MERIDIAN, Idaho — Warren Waite died at a Meridian hospital just a week-and-a-half after he tested positive for COVID-19.
The 83-year-old's grandson - Brandon Waite - told KTVB on Tuesday that the family had to say goodbye to Warren using an iPad, due to hospital rules against visitors during the pandemic.
But Warren Waite wasn't the first family member to be hit hard by the virus.
Brandon told us his dad, Charles Waite, was staying with his parents in Meridian while he worked at Black Canyon High School in Emmett.
Charles got sick and got a confirmed COVID-19 test the week of Thanksgiving. So he went back to his home in Pocatello to recover. Less than a week later, on Nov. 30, Charles was found unresponsive.
At the hospital, the family learned that Charles had suffered a major stroke, the result of a blood clot caused by COVID-19. The stroke left Charles in the ICU, with difficulties moving or even speaking.
Then a day later, Brandon said, his grandfather, Warren, was feeling lethargic. He was taken to St. Luke's Meridian, where he was also diagnosed with COVID-19.
Charles had been living with his parents, and before he knew he was sick, he had unknowingly exposed his mom and his dad to the virus.

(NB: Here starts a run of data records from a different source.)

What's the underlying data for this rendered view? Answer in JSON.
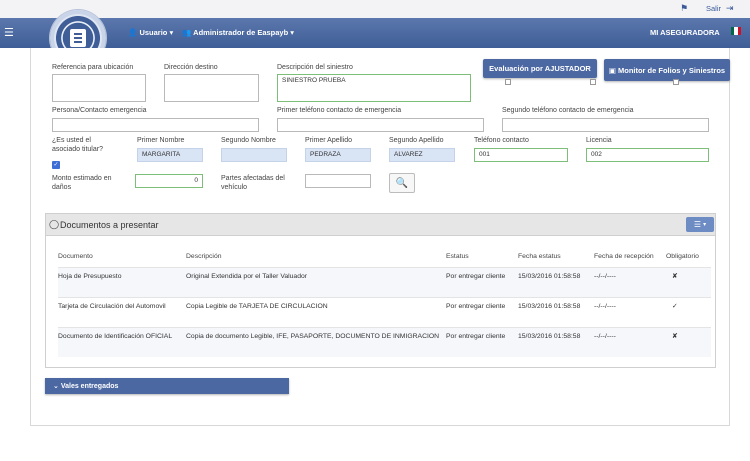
{
  "topbar": {
    "help_icon": "signpost-icon",
    "salir": "Salir",
    "logout_icon": "sign-out-icon"
  },
  "navbar": {
    "menu_icon": "hamburger-menu-icon",
    "usuario": "Usuario",
    "administrador": "Administrador de Easpayb",
    "aseguradora": "MI ASEGURADORA",
    "flag_colors": [
      "#006847",
      "#ffffff",
      "#ce1126"
    ]
  },
  "form": {
    "referencia_label": "Referencia para ubicación",
    "direccion_label": "Dirección destino",
    "descripcion_label": "Descripción del siniestro",
    "descripcion_value": "SINIESTRO PRUEBA",
    "btn_evaluacion": "Evaluación por AJUSTADOR",
    "btn_monitor": "Monitor de Folios y Siniestros",
    "persona_label": "Persona/Contacto emergencia",
    "primer_tel_label": "Primer teléfono contacto de emergencia",
    "segundo_tel_label": "Segundo teléfono contacto de emergencia",
    "titular_label": "¿Es usted el asociado titular?",
    "primer_nombre_label": "Primer Nombre",
    "primer_nombre_value": "MARGARITA",
    "segundo_nombre_label": "Segundo Nombre",
    "segundo_nombre_value": "",
    "primer_apellido_label": "Primer Apellido",
    "primer_apellido_value": "PEDRAZA",
    "segundo_apellido_label": "Segundo Apellido",
    "segundo_apellido_value": "ALVAREZ",
    "telefono_label": "Teléfono contacto",
    "telefono_value": "001",
    "licencia_label": "Licencia",
    "licencia_value": "002",
    "monto_label": "Monto estimado en daños",
    "monto_value": "0",
    "partes_label": "Partes afectadas del vehículo",
    "partes_value": ""
  },
  "documentos": {
    "title": "Documentos a presentar",
    "headers": [
      "Documento",
      "Descripción",
      "Estatus",
      "Fecha estatus",
      "Fecha de recepción",
      "Obligatorio"
    ],
    "rows": [
      {
        "documento": "Hoja de Presupuesto",
        "descripcion": "Original Extendida por el Taller Valuador",
        "estatus": "Por entregar cliente",
        "fecha_estatus": "15/03/2016 01:58:58",
        "fecha_recepcion": "--/--/----",
        "obligatorio": "✘"
      },
      {
        "documento": "Tarjeta de Circulación del Automovil",
        "descripcion": "Copia Legible de TARJETA DE CIRCULACION",
        "estatus": "Por entregar cliente",
        "fecha_estatus": "15/03/2016 01:58:58",
        "fecha_recepcion": "--/--/----",
        "obligatorio": "✓"
      },
      {
        "documento": "Documento de Identificación OFICIAL",
        "descripcion": "Copia de documento Legible, IFE, PASAPORTE, DOCUMENTO DE INMIGRACION",
        "estatus": "Por entregar cliente",
        "fecha_estatus": "15/03/2016 01:58:58",
        "fecha_recepcion": "--/--/----",
        "obligatorio": "✘"
      }
    ]
  },
  "vales": {
    "label": "Vales entregados"
  }
}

83-year-old Warren was admitted to the hospital on Dec. 1, and by the early morning hours of Dec. 10, he had passed away, leaving behind a wife of 60 years and three generations of Waite kids.
In his final hours, Warren got to see his family, but it was through a computer screen.
"We were told, you need to go and visit grandpa because once his lungs start shutting down that's it," Brandon said. We had to go into the chapel and talk to him over Zoom. You go in and you talk to the chaplain and he gives you this iPad. It's very, well they try to make it personal but there's not much that's personal with it."
According to Brandon, the family had to break the news to Charles - who continues to recover in a different hospital - that his dad was dying.
"You could tell his heart was breaking because his face just, he just cried and he was trying to form words but he couldn't," Brandon said. "And so just hearing him cry out both in sadness and just frustration, not even able to say goodbye to his dad, not even be able to tell his dad that he loves him, that's going to haunt me for the rest of my life."
Brandon said the inability to be there in person made a terrible situation even worse.
"The idea is to be with your family while they're holding your hand, while you die and grandpa didn't get that because of this, and my dad didn't get to say goodbye to his father because not only was he clear across the state in another hospital, but he can't even form the words," he said.
One small silver lining, Brandon said, was that his grandmother was able to get into the hospital room to see her husband one last time, after undergoing about 20 minutes of sanitation and getting into a complete hazmat suit.
Even then, though, their time together was limited.
Charles is now out of the ICU and hoping to get to a rehab facility to learn to walk and talk again. However, according to Brandon, Charles, who is 58 years old and a veteran, does not qualify for VA benefits to help pay for his recovery because he is not yet 60.
Brandon has set up a GoFundMe page to help pay for his dad's treatment.